Stanza separates concerns into three layers:

1. **Configuration** (YAML) - Define device topology and routine parameters
2. **Routines** (Python functions) - Implement tune-up logic
3. **Execution** (Runner) - Orchestrate resources and logging

```python
@routine
def my_routine(ctx, **params):
    # Access resources
    device = ctx.resources.device
    logger = ctx.resources.logger

    # Use previous results
    prev_result = ctx.results.get("previous_routine")

    # Your logic here
    return result
```

## Device Operations

Stanza devices support common operations:

```python
# Jump to voltages
device.jump({"G1": -1.5, "G2": -0.8})

# Set VSS and VDD for GPIO pins
device.jump({"VSS": 1.5, "VDD": -1.5})

# Zero specific pads or all pads
device.zero(["G1", "G2"])  # Zero specific pads
device.zero()              # Zero all pads

# Measure current
current = device.measure("DRAIN")

# Check current voltage
voltage = device.check("G1")

# Sweep operations
v_data, i_data = device.sweep_1d("G1", voltages, "DRAIN")
v_data, i_data = device.sweep_2d("G1", v1, "G2", v2, "DRAIN")
v_data, i_data = device.sweep_nd(["G1", "G2"], voltages, "DRAIN")
```

### Breakout Box Operations

Stanza supports digital breakout boxes for routing control and measurement signals.
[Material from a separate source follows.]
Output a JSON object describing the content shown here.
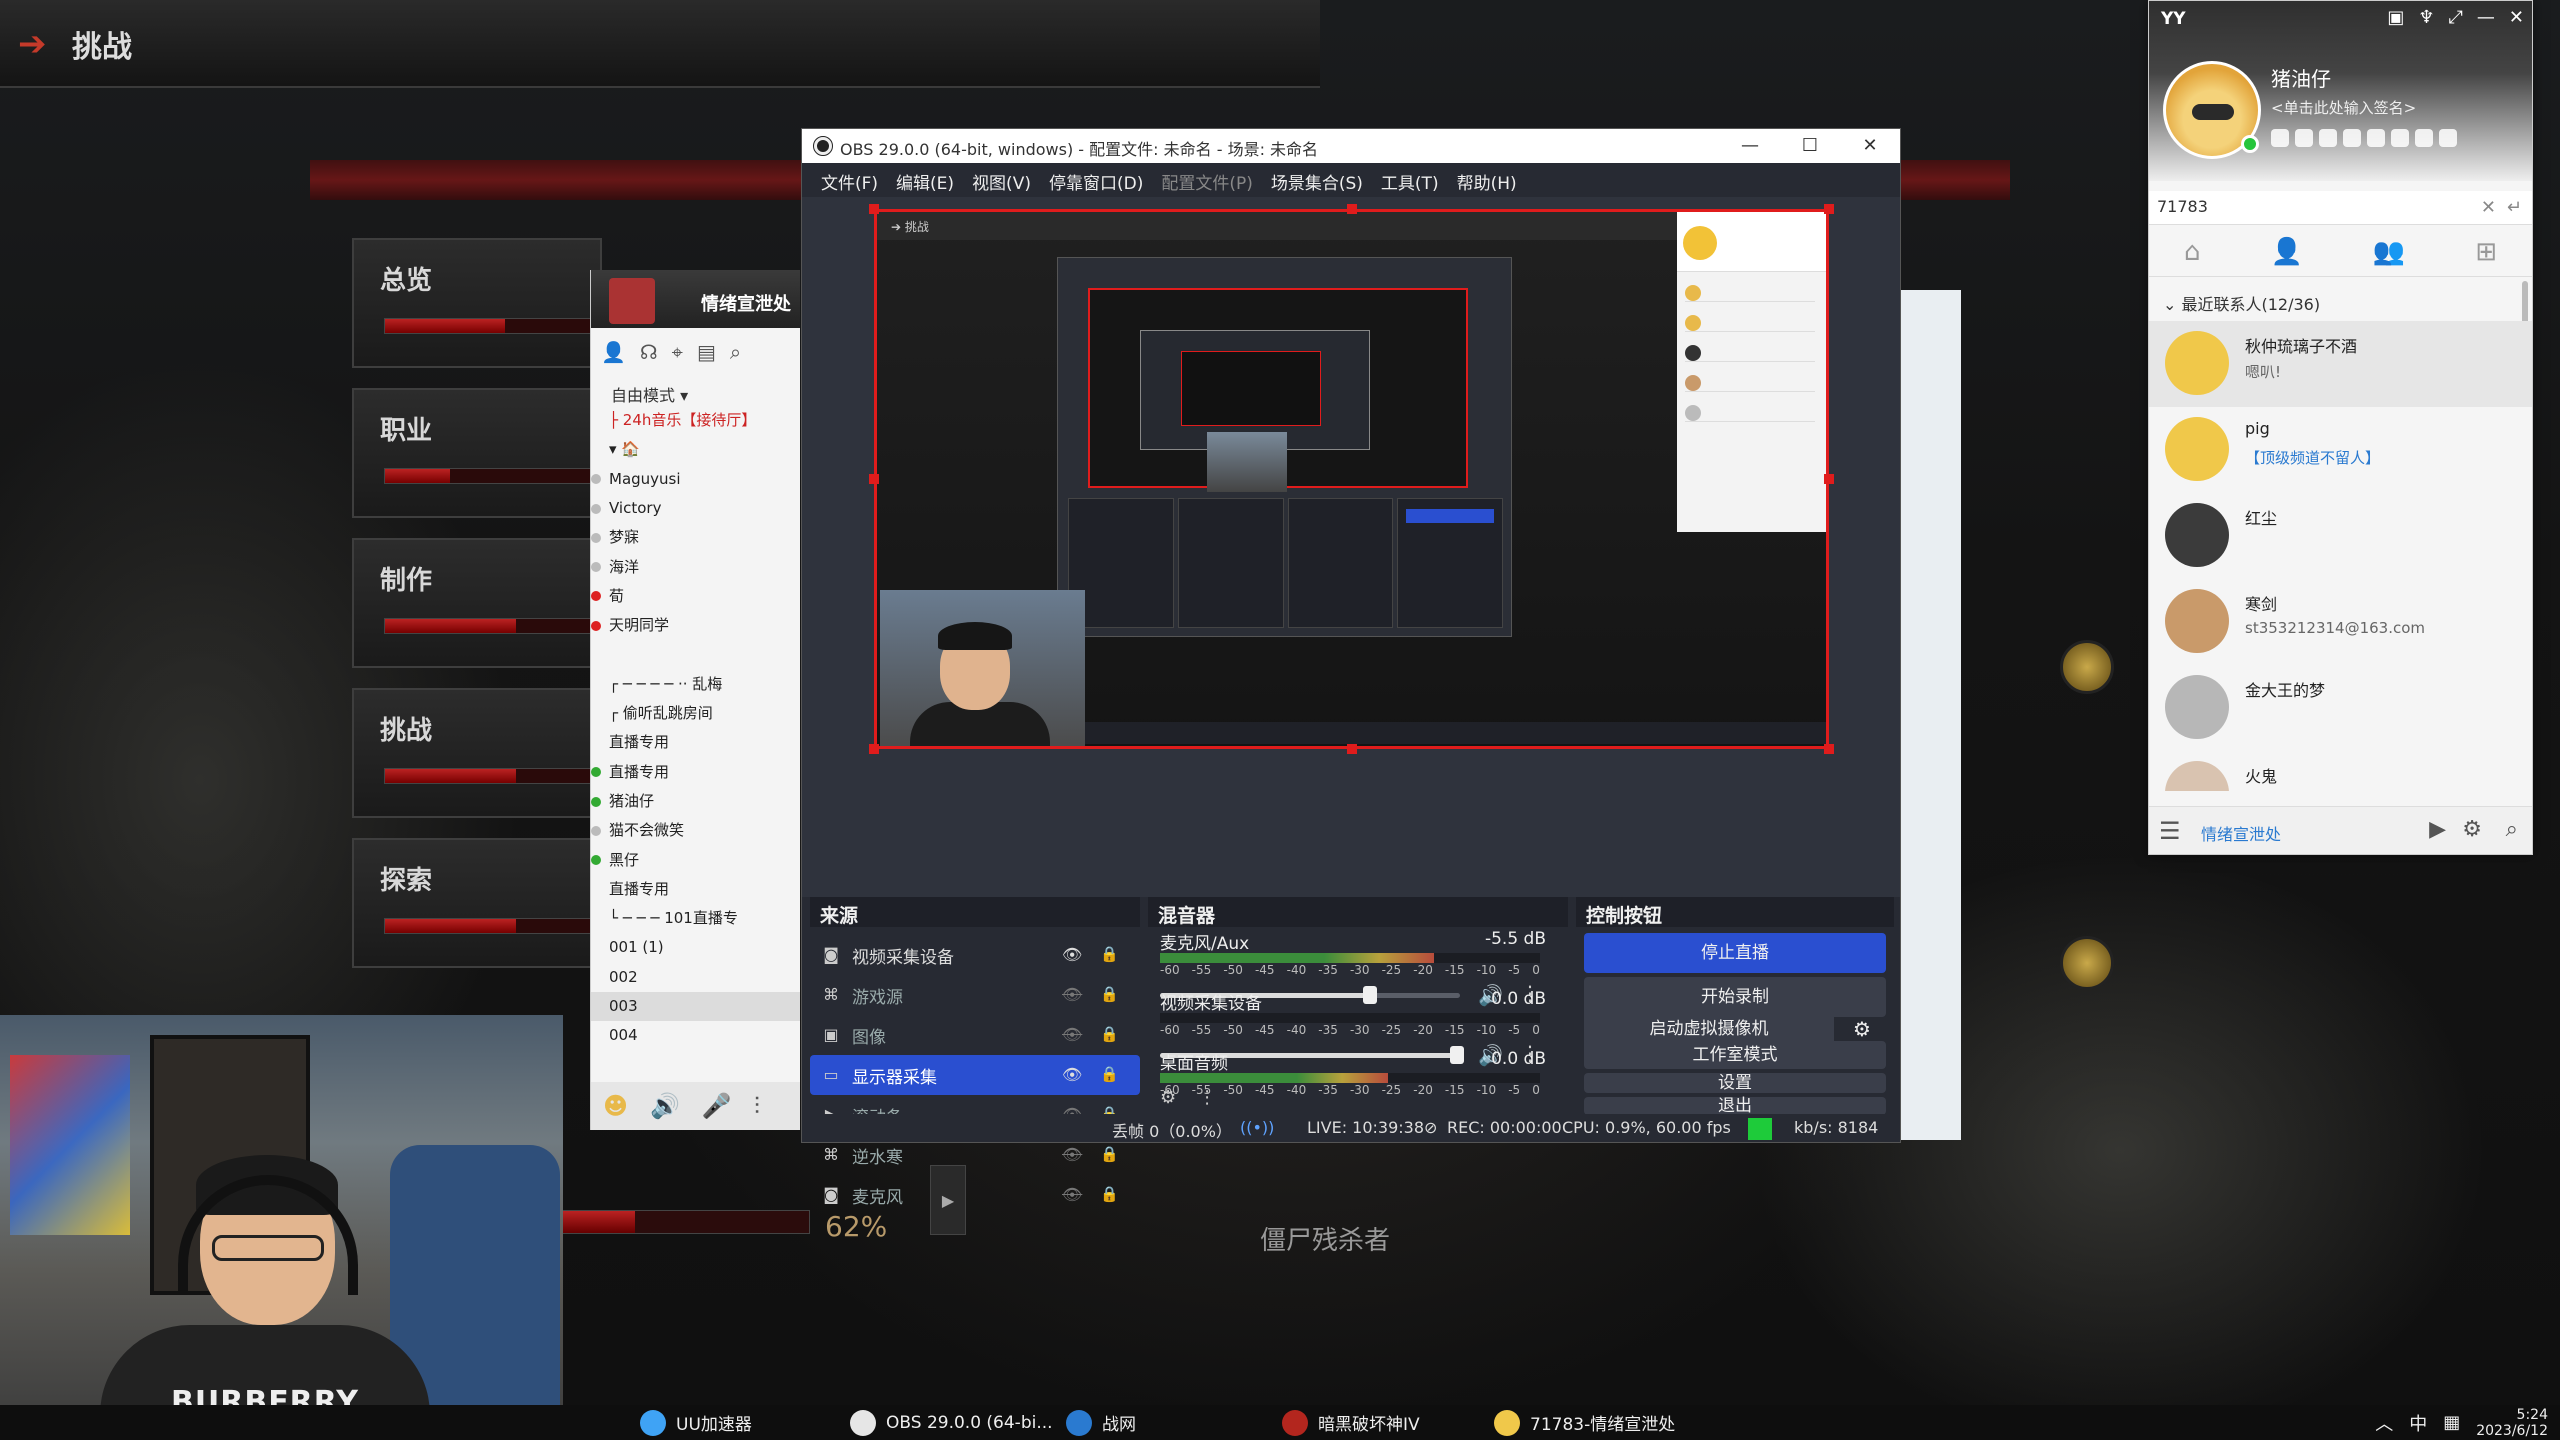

Configure channels with `breakout_channel` and instruments with `breakout_line`:

```yaml
# device.yaml with QSwitch breakout box
gates:
  G1: {type: BARRIER, control_channel: 1, breakout_channel: 1, v_lower_bound: -3.0, v_upper_bound: 3.0}
  G2: {type: PLUNGER, control_channel: 2, breakout_channel: 2, v_lower_bound: -3.0, v_upper_bound: 3.0}

contacts:
  DRAIN: {type: DRAIN, control_channel: 3, measure_channel: 1, breakout_channel: 3, v_lower_bound: -3.0, v_upper_bound: 3.0}

instruments:
  - name: qdac2
    type: GENERAL
    driver: qdac2
    ip_addr: 192.168.1.100
    port: 5025
    slew_rate: 100.0
    breakout_line: 9  # QSwitch relay that connects to this instrument

  - name: qswitch
    type: BREAKOUT_BOX
    driver: qswitch
    ip_addr: 192.168.1.102
    port: 5025
```

Control the breakout box in your routines:

```python
@routine
def configure_breakout(ctx):
    device = ctx.resources.device

    # Ground all breakout lines for safety
    device.ground_breakout_lines()

    # Unground specific lines to enable control
    device.unground_breakout_lines()

    # Connect all lines to their configured instruments
    device.connect_breakout_lines()

    # Disconnect breakout lines when not in use
    device.disconnect_breakout_lines()
```

## Built-in Routines

Stanza includes health check routines for device characterization:

```python
from stanza.routines.builtins import (
    noise_floor_measurement,
    leakage_test,
    global_accumulation,
)

# Run health checks
runner.run("noise_floor_measurement", measure_electrode="DRAIN", num_points=10)
runner.run("leakage_test", leakage_threshold_resistance=50e6, num_points=10)
runner.run("global_accumulation", measure_electrode="DRAIN", step_size=0.01, bias_gate="SOURCE", bias_voltage=0.005)
```

These routines include automatic analysis and fitting for device diagnostics.

## Examples

See the [cookbooks](cookbooks/) directory for:
- Basic device configuration
- Writing custom routines
- Running built-in routines
- Jupyter notebook workflows

## Development

```bash
git clone https://github.com/conductorquantum/stanza.git
cd stanza
pip install -e ".[dev]"
pytest
```

## License

MIT License - see [LICENSE](LICENSE) for details.